Irvan Ido yang meneliti Teluk Kendari mengatakan, di luar kasus kriminalitas dan keamanan di sekitar teluk, kondisi dasar teluk mengalami sedimentasi tinggi. Berbahaya bagi nelayan saat menjejak dasar.
Oleh
SAIFUL RIJAL YUNUS
·4 menit baca
KOMPAS/SAIFUL RIJAL YUNUS
Jaring milik warga yang tenggelam di Teluk Kendari, Kendari, Sulawesi Tenggara, ditemukan masih terpasang pada Senin (17/10/2022).
KENDARI, KOMPAS — Dua guru yang sedang menjaring ikan di Teluk Kendari, Sulawesi Tenggara, tewas tenggelam.
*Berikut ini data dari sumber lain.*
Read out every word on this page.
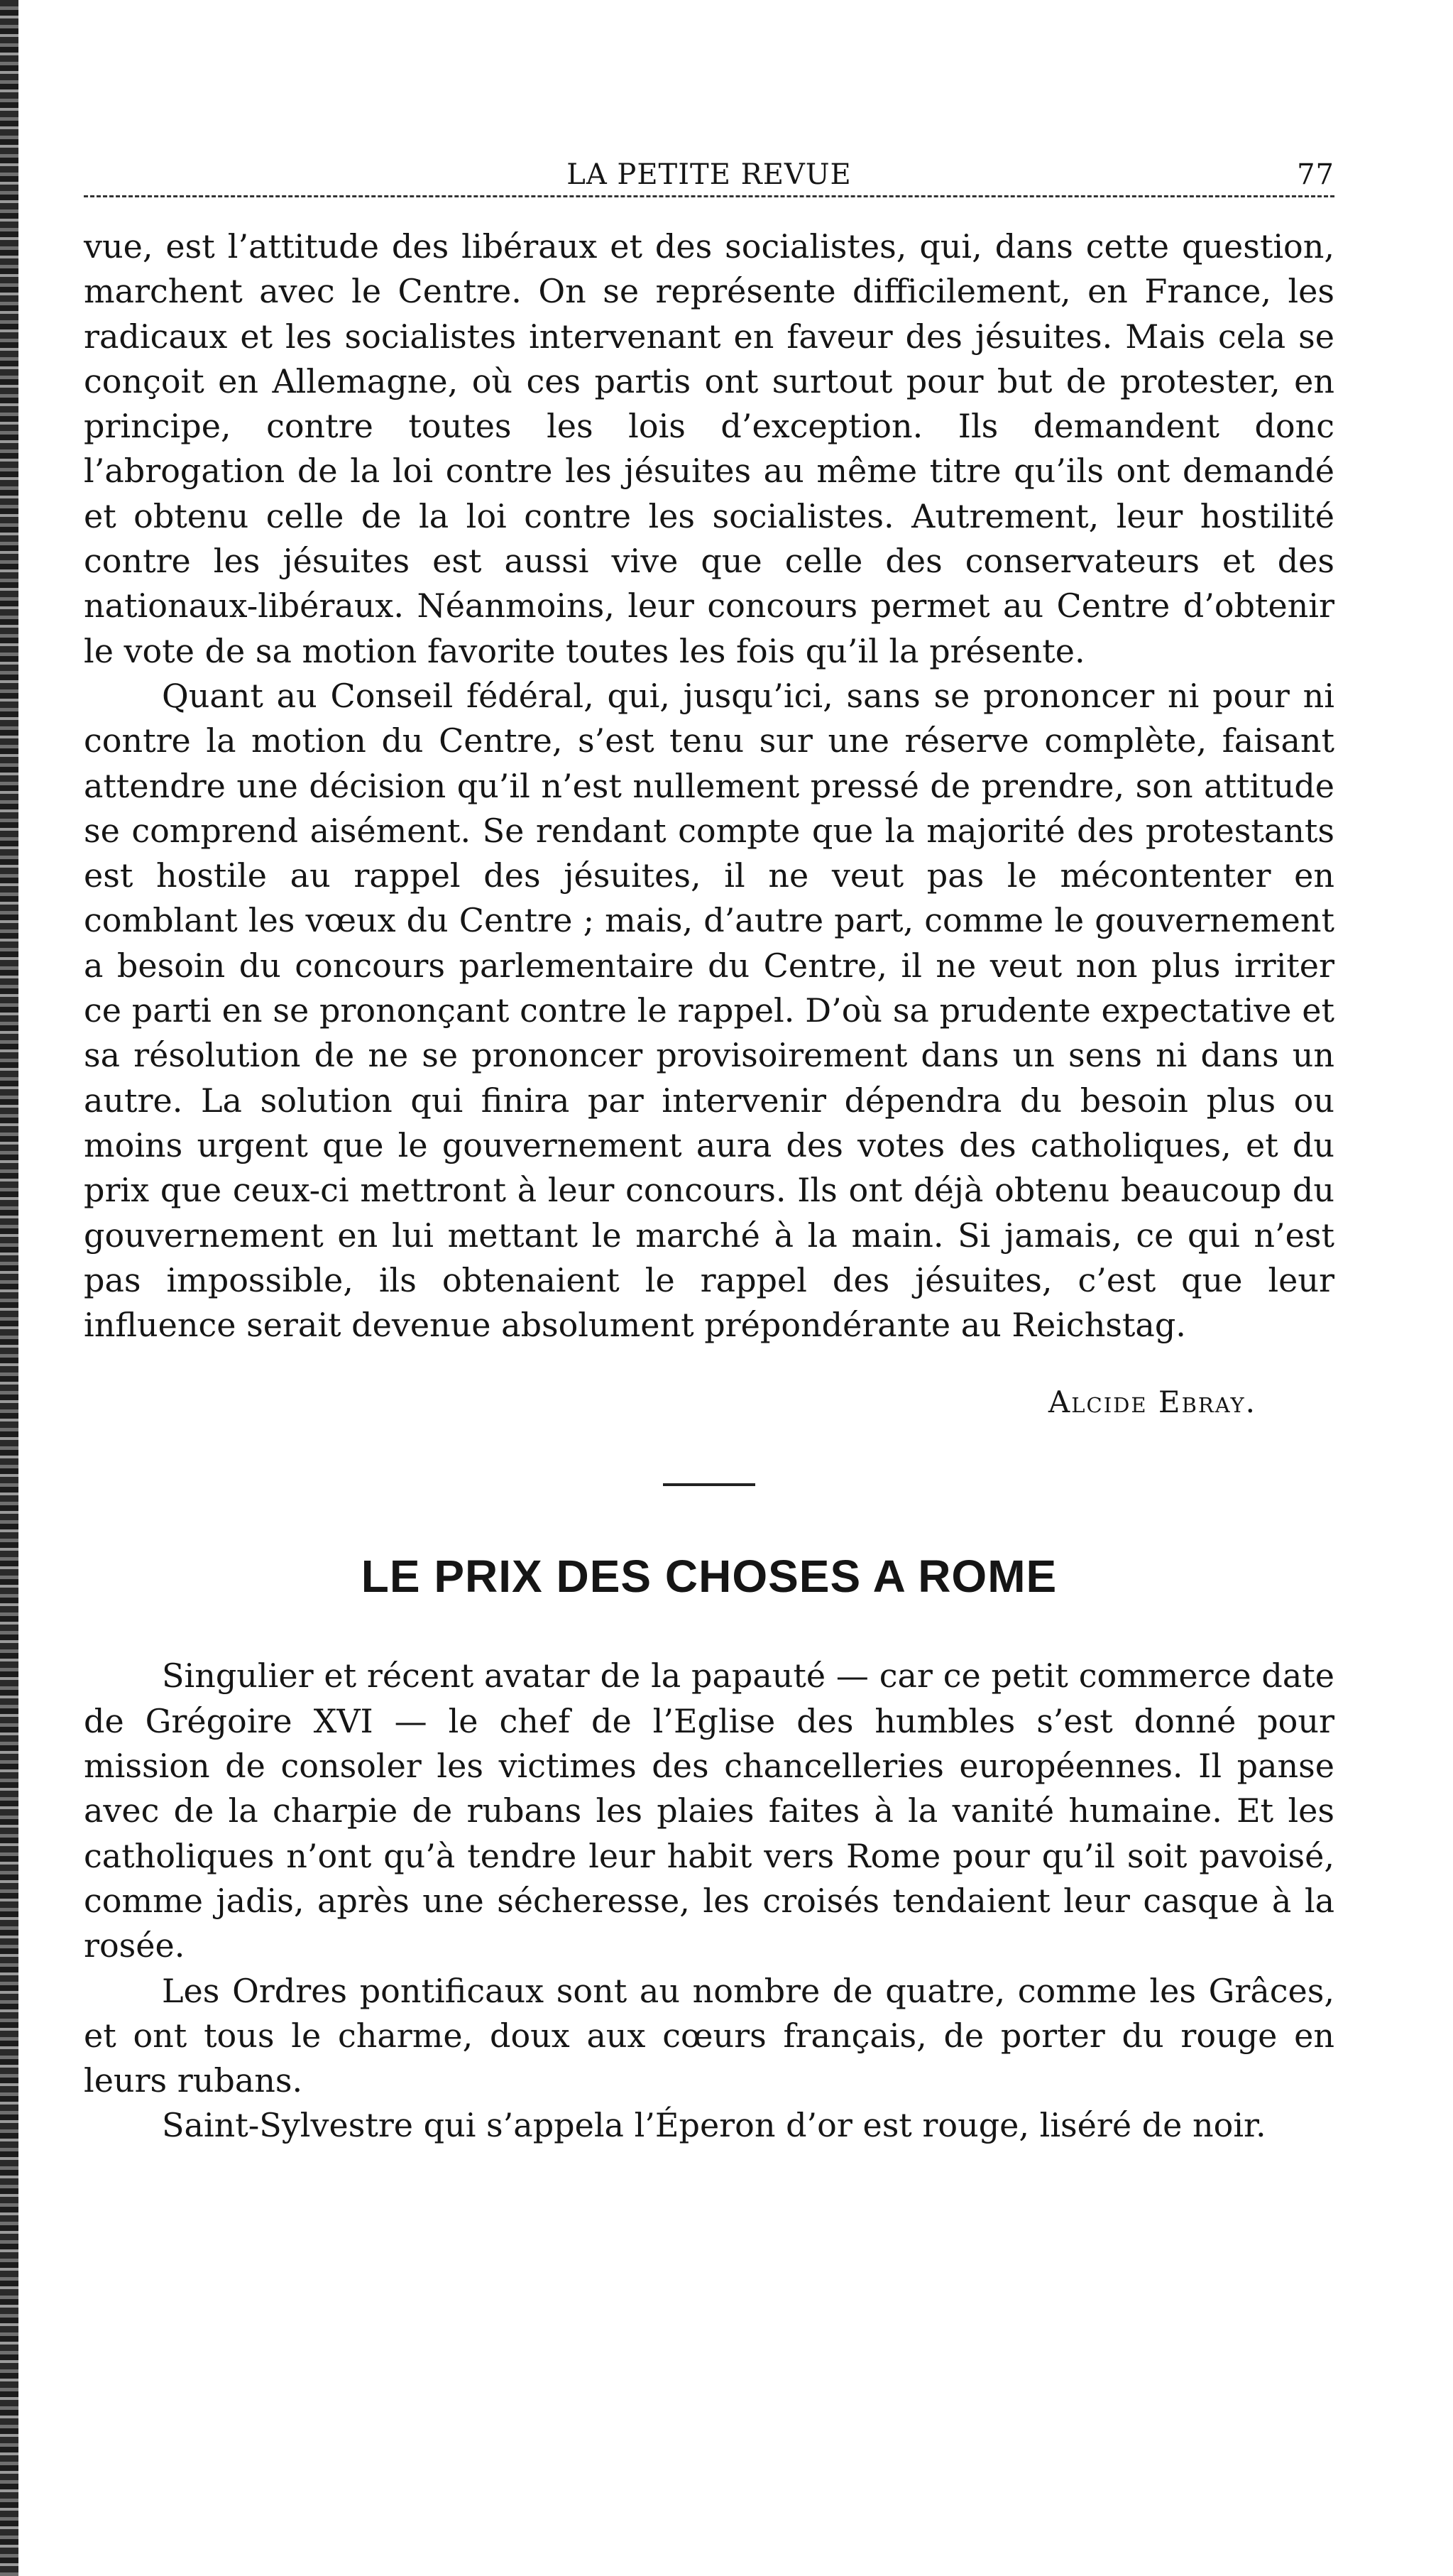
LA PETITE REVUE	77

vue, est l’attitude des libéraux et des socialistes, qui, dans cette question, marchent avec le Centre. On se représente difficilement, en France, les radicaux et les socialistes intervenant en faveur des jésuites. Mais cela se conçoit en Allemagne, où ces partis ont surtout pour but de protester, en principe, contre toutes les lois d’exception. Ils demandent donc l’abrogation de la loi contre les jésuites au même titre qu’ils ont demandé et obtenu celle de la loi contre les socialistes. Autrement, leur hostilité contre les jésuites est aussi vive que celle des conservateurs et des nationaux-libéraux. Néanmoins, leur concours permet au Centre d’obtenir le vote de sa motion favorite toutes les fois qu’il la présente.

Quant au Conseil fédéral, qui, jusqu’ici, sans se prononcer ni pour ni contre la motion du Centre, s’est tenu sur une réserve complète, faisant attendre une décision qu’il n’est nullement pressé de prendre, son attitude se comprend aisément. Se rendant compte que la majorité des protestants est hostile au rappel des jésuites, il ne veut pas le mécontenter en comblant les vœux du Centre ; mais, d’autre part, comme le gouvernement a besoin du concours parlementaire du Centre, il ne veut non plus irriter ce parti en se prononçant contre le rappel. D’où sa prudente expectative et sa résolution de ne se prononcer provisoirement dans un sens ni dans un autre. La solution qui finira par intervenir dépendra du besoin plus ou moins urgent que le gouvernement aura des votes des catholiques, et du prix que ceux-ci mettront à leur concours. Ils ont déjà obtenu beaucoup du gouvernement en lui mettant le marché à la main. Si jamais, ce qui n’est pas impossible, ils obtenaient le rappel des jésuites, c’est que leur influence serait devenue absolument prépondérante au Reichstag.

Alcide Ebray.
LE PRIX DES CHOSES A ROME

Singulier et récent avatar de la papauté — car ce petit commerce date de Grégoire XVI — le chef de l’Eglise des humbles s’est donné pour mission de consoler les victimes des chancelleries européennes. Il panse avec de la charpie de rubans les plaies faites à la vanité humaine. Et les catholiques n’ont qu’à tendre leur habit vers Rome pour qu’il soit pavoisé, comme jadis, après une sécheresse, les croisés tendaient leur casque à la rosée.

Les Ordres pontificaux sont au nombre de quatre, comme les Grâces, et ont tous le charme, doux aux cœurs français, de porter du rouge en leurs rubans.

Saint-Sylvestre qui s’appela l’Éperon d’or est rouge, liséré de noir.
Dua korban yang masih kerabat ini ditemukan meninggal di lokasi berbeda. Pemerintah diharapkan menjaga teluk yang mengalami sedimentasi tinggi yang berbahaya bagi warga dan nelayan.
Dua guru yang tenggelam tersebut adalah Herman (47) dan La Mbolosi (51). Keduanya masih kerabat dan rutin menjala ikan setiap akhir pekan di Teluk Kendari. Herman ditemukan tak bernyawa di jejeran mangrove di Kendari Water Sport pada Senin (17/10/2022) pagi.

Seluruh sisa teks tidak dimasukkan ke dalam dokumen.